The coalition pressing for legislation that would limit lender liability under two antipollution laws still hopes it will succeed this year, even though Congress plans to spend less than a month in town when it returns from its recess.

"We're trying to get agreement on language that would encourage banks and thrifts to lend, rather than language that puts a stick over them," said Alfred Pollard, director of government relations for the Savings and community bankers of America.

"People seem to be negotiating in good faith," added Pollard, who previously had been chief Washington lobbyist for Security Pacific Corp. and then briefly for Bank of America N.A. after its merger with Security Pacific.

The current focus of attention is the National Waste Reduction, Recycling and Management Act (H.R. 3865). which was approved by the Energy and Commerce Committee and is awaiting action by the full House. Rep. Jim Slattery, D-Kan., is expected to propose a floor amendment specifying the limits of lender liability, particularly when a lender forecloses on polluted property.
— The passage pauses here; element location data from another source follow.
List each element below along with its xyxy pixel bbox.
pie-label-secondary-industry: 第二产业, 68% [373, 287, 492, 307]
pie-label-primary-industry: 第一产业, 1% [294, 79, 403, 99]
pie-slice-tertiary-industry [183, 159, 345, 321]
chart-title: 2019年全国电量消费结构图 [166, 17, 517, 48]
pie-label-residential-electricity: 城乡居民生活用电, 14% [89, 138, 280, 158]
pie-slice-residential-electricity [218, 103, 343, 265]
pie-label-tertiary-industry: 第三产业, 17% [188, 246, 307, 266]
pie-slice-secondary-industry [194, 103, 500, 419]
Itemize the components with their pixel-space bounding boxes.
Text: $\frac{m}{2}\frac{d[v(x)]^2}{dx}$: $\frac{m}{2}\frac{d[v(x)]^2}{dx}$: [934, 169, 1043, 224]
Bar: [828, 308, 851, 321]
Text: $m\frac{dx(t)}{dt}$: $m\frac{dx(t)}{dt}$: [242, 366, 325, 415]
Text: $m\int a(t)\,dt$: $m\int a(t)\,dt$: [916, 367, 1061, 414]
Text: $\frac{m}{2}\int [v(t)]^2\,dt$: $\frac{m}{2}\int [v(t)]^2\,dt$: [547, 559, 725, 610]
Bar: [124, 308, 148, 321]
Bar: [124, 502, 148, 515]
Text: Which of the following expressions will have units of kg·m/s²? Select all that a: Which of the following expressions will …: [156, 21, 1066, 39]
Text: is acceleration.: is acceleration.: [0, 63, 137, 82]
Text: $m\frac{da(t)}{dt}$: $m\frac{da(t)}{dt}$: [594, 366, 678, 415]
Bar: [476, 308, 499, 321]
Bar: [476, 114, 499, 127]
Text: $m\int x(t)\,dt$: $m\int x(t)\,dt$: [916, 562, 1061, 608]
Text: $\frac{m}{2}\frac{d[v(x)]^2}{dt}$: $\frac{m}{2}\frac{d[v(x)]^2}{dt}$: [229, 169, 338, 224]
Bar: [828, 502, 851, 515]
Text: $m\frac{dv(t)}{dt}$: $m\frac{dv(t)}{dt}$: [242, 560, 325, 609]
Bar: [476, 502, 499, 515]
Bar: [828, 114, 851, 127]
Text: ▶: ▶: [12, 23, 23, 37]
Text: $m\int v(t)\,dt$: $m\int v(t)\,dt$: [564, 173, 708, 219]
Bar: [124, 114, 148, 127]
The Senate attached a lender liability provision to a bill (S. 2733) that sets up a new regulatory scheme for the Federal National Mortgage Association and the Federal Home Loan Mortgage Corporation. Several other banking amendments, many of them controversial, were also added to the bill and there has been no agreement yet between House and Senate leaders about how to resolve the impasse.

Pollard said he saw no immediate threat to the lenders from claims filed by the state of Michigan and the Chemical Manufacturers of America. Those two challenged the legality of a regulation published in April by the Environmental Protection Agency that accomplishes some of the objectives of the Senate provision.

The EPA regulation applies only to the Comprehensive Environmental Response, Compensation and Liability Act--the Superfund law. The legislation would cover actions under Cercla and the Resource Conservation and Recovery Act .

The EPA regulation clarifies activities that lenders may conduct under Cercla while remaining exempt from responsibility for cleanup cost under the law's "security interest" exemption. That exemption holds true only if the lender does not "participate in the management of the property."

The final rule revises the test for participation in management. It provides that a lender "participates in management when it assumes or manifests responsibility for either the overall management of the enterprise encompassing the day-to-day decision making over the enterprise's environmental compliance of all, or substantially all, the operational aspects of the enterprise other than environmental compliance."

The issue had become controversial because the conditions for being eligible for the exemption are not specified in the law. Court interpretations of how much a lender can be involved in the management of a property or business without being considered to be participating in management have been construed by lenders as substantially narrowing the exemption.

Opponents of the rule and the legislation assert that the lenders have vastly overstated the threat. "The banking community would have you believe that if it is not granted special protection from liability, its future is in jeopardy." said Frank J. Kelley, Michigan attorney general. "Those are groundless fears. Studies have shown that of all those who could be held responsible for environmental damage, only two-tenths of 1% were lenders.

"The new rule will encourage banks to foreclose quickly on small businesses. It may well create an incentive for a bank to begin operating a contaminated facility, knowing that lit] will be immune from liability for the environmental hazards."

Michigan has a suit pending against Manufacturers National Bank of Detroit, which the state claims loaned money to Auto Specialties Manufacturing and later played an active role in management and ignored environmental contamination at several sites.

Kelly's views were disputed by Margaret V. Hathaway, partner in the Washington office of the law firm Thacher Proffitt & Wood.

"First of all, that study did not even include the initial lender liability case in which the Maryland National Bank accepted responsibility for the cleanup of a polluted property," she said. "Also, lenders must look to the future and the case law has not been going well. If you knew that someone had a gun and had permission to shoot you, you'd certainly want to do something to take away that gun."